– Вы тоже артист? – спросила Анна Белинского, когда они решили подойти к столику с прохладительными напитками.
– Нет, у меня более прозаическое занятие – поставки венгерских вин.
– А как вы оказались во Львове?
– О, я совершил легкомысленный поступок: проигнорировал жестокие реалии войны и приехал уладить наследственные дела. А почему вы остались во Львове?
– Мама была очень больна. Как вы думаете, когда кончится война?
– Стараюсь об этом не думать, да и не уверен, что потом станет лучше.
Вальс сменился мазуркой, затем кадрилью, но они ничего не замечали вокруг, увлекшись разговором, пока к ним не подошел пожилой господин, которого капитан уже видел в компании графини.
– Молодые люди, вы теряете счастливые минуты, – с веселой укоризной произнес он, – сейчас надо танцевать. В наше время и так слишком много серьезных разговоров.
– Дядя, почему ты решил, что у нас серьезные разговоры? – обняла его Анна.
– Все, что не вызывает смех или хотя бы улыбку, – неоправданно в этом зале, – заключил он и потянулся к подносу с шампанским.
– Вот почему ты здесь, а не с папой в компании этого зануды Виньяржа? – засмеялась Анна.
– Признаюсь, меня скорее привело сюда шампанское, которое я предпочитаю коньяку.
– Это мой дядя Роберт, – спохватилась Анна.
– Мы уже знакомы, – подмигнул тот капитану и, повернув свою огромную седую голову в сторону зала, задумчиво произнес: – Да, Львов всегда умел и любил танцевать. И в праздники, и в мрачные времена, когда по городу рыскала смерть, эта шумная забава у нас всегда оставалась одним из главных проявлений жизни. Кстати, я хорошо знал вашу тетушку, – повернулся он к Белинскому. – Помимо щедрой благотворительности, она еще отличалась страстью к скачкам.
– Что вы говорите? – удивился капитан.
– Да-да. Она не пропускала ни одной серьезной скачки. Мало того, держала в конюшне ипподрома пару лошадей – полукровок высокого класса. Как вы понимаете, для благонравной дамы это было весьма необычно. Незабываемые дни! – мечтательно протянул он, смакуя шампанское. – Толпы львовян высыпали на тротуары, чтобы поглазеть, как мы шумной компанией едем после скачек гулять в цукерню[121]
старого Ротлендера на Кароля Людвига. Да, это был праздник всего элегантного света. Ну что ж, не буду утомлять вас своими воспоминаниями. Желаю приятно провести вечер, – откланялся он, прихватив с подноса еще один бокал.Увещевания дяди подействовали – Белинский с Анной пошли танцевать, и много танцевали в этот вечер.
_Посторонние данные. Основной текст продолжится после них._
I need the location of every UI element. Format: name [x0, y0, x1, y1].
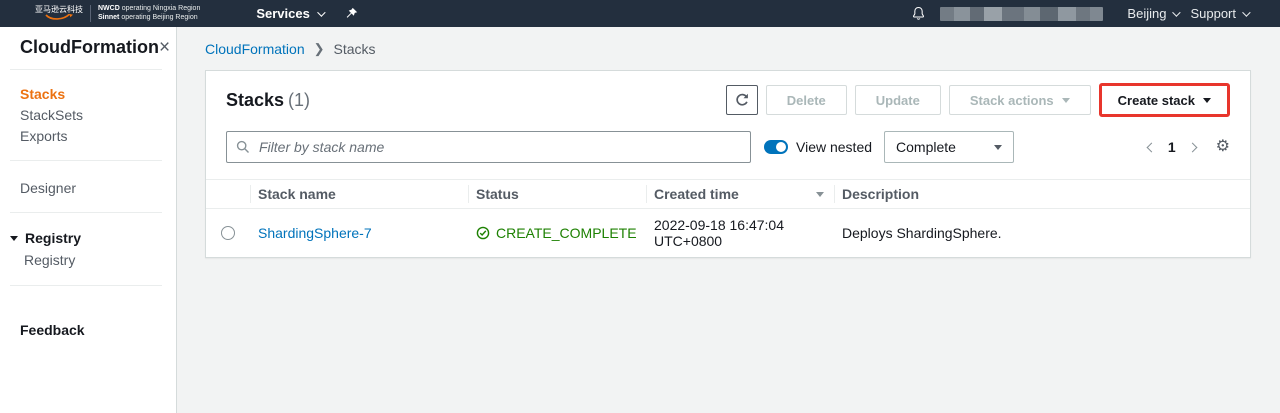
sidebar-item-designer[interactable]: Designer — [0, 178, 176, 212]
search-icon — [236, 140, 250, 154]
breadcrumb-separator-icon: ❯ — [314, 41, 325, 57]
created-time-header-label: Created time — [654, 186, 739, 202]
close-icon[interactable]: × — [159, 38, 170, 57]
notice-line1-operator: NWCD — [98, 5, 120, 12]
cloudformation-sidebar: CloudFormation × Stacks StackSets Export… — [0, 27, 177, 413]
top-navigation-bar: 亚马逊云科技 NWCD operating Ningxia Region Sin… — [0, 0, 1280, 27]
breadcrumb-cloudformation-link[interactable]: CloudFormation — [205, 41, 305, 57]
column-header-description: Description — [834, 180, 1250, 209]
breadcrumb: CloudFormation ❯ Stacks — [177, 27, 1280, 70]
sidebar-nav: Stacks StackSets Exports — [0, 84, 176, 160]
region-operator-notice: NWCD operating Ningxia Region Sinnet ope… — [90, 5, 200, 22]
region-selector-label: Beijing — [1127, 6, 1166, 21]
update-button[interactable]: Update — [855, 85, 941, 115]
refresh-icon — [734, 92, 750, 108]
create-stack-button-label: Create stack — [1118, 93, 1195, 108]
stacks-panel: Stacks(1) Delete Update Stack actions — [205, 70, 1251, 258]
sidebar-item-feedback[interactable]: Feedback — [0, 320, 176, 340]
view-nested-label: View nested — [796, 139, 872, 155]
region-selector[interactable]: Beijing — [1127, 6, 1178, 21]
services-menu-label: Services — [256, 6, 310, 21]
support-menu-label: Support — [1190, 6, 1236, 21]
sidebar-item-exports[interactable]: Exports — [20, 126, 176, 146]
pin-shortcut-icon[interactable] — [345, 7, 358, 20]
sidebar-item-stacks[interactable]: Stacks — [20, 84, 176, 104]
status-text: CREATE_COMPLETE — [496, 225, 637, 241]
gear-icon[interactable]: ⚙ — [1216, 139, 1230, 155]
triangle-down-icon — [10, 236, 18, 241]
sidebar-title: CloudFormation — [20, 37, 159, 58]
row-radio-button[interactable] — [221, 226, 235, 240]
notifications-bell-icon[interactable] — [911, 6, 926, 21]
stack-actions-button[interactable]: Stack actions — [949, 85, 1091, 115]
topbar-right-group: Beijing Support — [911, 6, 1248, 21]
stack-name-link[interactable]: ShardingSphere-7 — [258, 225, 372, 241]
divider — [10, 212, 162, 213]
notice-line2-operator: Sinnet — [98, 14, 119, 21]
row-select-cell — [206, 209, 250, 258]
delete-button-label: Delete — [787, 93, 826, 108]
sidebar-section-registry[interactable]: Registry — [0, 228, 176, 248]
stacks-table: Stack name Status Created time Descripti… — [206, 179, 1250, 257]
caret-down-icon — [1062, 98, 1070, 103]
refresh-button[interactable] — [726, 85, 758, 115]
panel-title: Stacks(1) — [226, 90, 310, 111]
notice-line1-text: operating Ningxia Region — [120, 5, 201, 12]
column-header-created-time[interactable]: Created time — [646, 180, 834, 209]
divider — [10, 69, 162, 70]
main-content: CloudFormation ❯ Stacks Stacks(1) Dele — [177, 27, 1280, 413]
registry-section-label: Registry — [25, 228, 81, 248]
account-name-redacted[interactable] — [940, 7, 1103, 21]
next-page-icon[interactable] — [1187, 142, 1197, 152]
stack-actions-button-label: Stack actions — [970, 93, 1054, 108]
caret-down-icon — [1203, 98, 1211, 103]
created-time-cell: 2022-09-18 16:47:04 UTC+0800 — [646, 209, 834, 258]
table-header-row: Stack name Status Created time Descripti… — [206, 180, 1250, 209]
previous-page-icon[interactable] — [1146, 142, 1156, 152]
status-cell: CREATE_COMPLETE — [468, 209, 646, 258]
description-cell: Deploys ShardingSphere. — [834, 209, 1250, 258]
chevron-down-icon — [1173, 8, 1181, 16]
stack-name-cell: ShardingSphere-7 — [250, 209, 468, 258]
status-filter-value: Complete — [896, 139, 956, 155]
stack-filter-input[interactable] — [257, 138, 741, 156]
chevron-down-icon — [317, 8, 325, 16]
sidebar-item-stacksets[interactable]: StackSets — [20, 105, 176, 125]
stack-actions-toolbar: Delete Update Stack actions Create stack — [726, 83, 1230, 117]
aws-china-logo-text: 亚马逊云科技 — [35, 5, 83, 14]
sort-descending-icon — [816, 192, 824, 197]
delete-button[interactable]: Delete — [766, 85, 847, 115]
divider — [10, 285, 162, 286]
caret-down-icon — [994, 145, 1002, 150]
view-nested-toggle[interactable] — [764, 140, 788, 154]
divider — [10, 160, 162, 161]
stack-filter-searchbox — [226, 131, 751, 163]
notice-line2-text: operating Beijing Region — [119, 14, 197, 21]
column-header-status: Status — [468, 180, 646, 209]
create-stack-button[interactable]: Create stack — [1099, 83, 1230, 117]
aws-china-logo[interactable]: 亚马逊云科技 — [35, 5, 83, 22]
toggle-knob — [776, 142, 786, 152]
breadcrumb-current: Stacks — [334, 41, 376, 57]
support-menu[interactable]: Support — [1190, 6, 1248, 21]
chevron-down-icon — [1242, 8, 1250, 16]
table-row: ShardingSphere-7 CREATE_COMPLETE 2022-09… — [206, 209, 1250, 258]
current-page-number[interactable]: 1 — [1168, 139, 1176, 155]
stack-count: (1) — [288, 90, 310, 110]
pagination: 1 — [1148, 139, 1196, 155]
services-menu[interactable]: Services — [256, 6, 323, 21]
column-header-stack-name: Stack name — [250, 180, 468, 209]
panel-title-text: Stacks — [226, 90, 284, 110]
check-circle-icon — [476, 226, 490, 240]
status-filter-dropdown[interactable]: Complete — [884, 131, 1014, 163]
selection-column-header — [206, 180, 250, 209]
update-button-label: Update — [876, 93, 920, 108]
amazon-smile-icon — [44, 14, 74, 22]
sidebar-item-registry[interactable]: Registry — [0, 250, 176, 270]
Много говорили и смеялись, и немало было выпито шампанского. У капитана в жизни уже бывали похожие минуты веселья, танцев, смеха и флирта, которые, однако, не заканчивались серьезными увлечениями, но сегодня же было нечто иное, настолько необычное, что в сиянии бездонных глаз Анны померкла действительность с ее войной, присягой, долгом и обещанием Дашевскому добыть интересующую его информацию.
Гости стали собираться, зазвучала популярная перед войной песня «В день дождливый и понурый»:
Белинский с волнением сжал руку Анны:
– Вы позволите мне позвонить вам?
В ответ она лишь улыбнулась и поспешила к ожидавшим ее родителям и сестре.
– Угощайтесь, мой друг, – вернул его к действительности Сташевский, протягивая коробку с сигарами, – графиня щедро наградила меня старыми запасами своего муженька за труды у рояля.
– Чем же я могу вас отблагодарить за сегодняшний вечер? – спросил Белинский, принимая угощение.
– Я подскажу, у меня есть кое-что на уме, – лукаво усмехнулся певец, – но сначала пропустим по стаканчику перед отплытием. Я велел лакею налить нам.
Они зашли за ширму, где прислуга сервировала напитки и закуски. На столе уже стояли два бокала с коньяком.
– Я, наверное, не ошибусь, если скажу, что младшая из сестер сделала сегодняшний вечер для моего друга особенным. Выпьем за то, чтоб Господь был милосерден к нашим слабостям и искушениям, – предложил Сташевский.
Белинский иронически усмехнулся и сделал глоток.
– Ваша ирония неуместна, – заметил певец. – Хочу предупредить вас, что увлеченность этими сестрами таит в себе много трагических неожиданностей. На счету этих милых дам не один печальный финал – дуэли, самоубийства…
– Вы считаете это Божьей карой за преклонение перед необыкновенной красотой?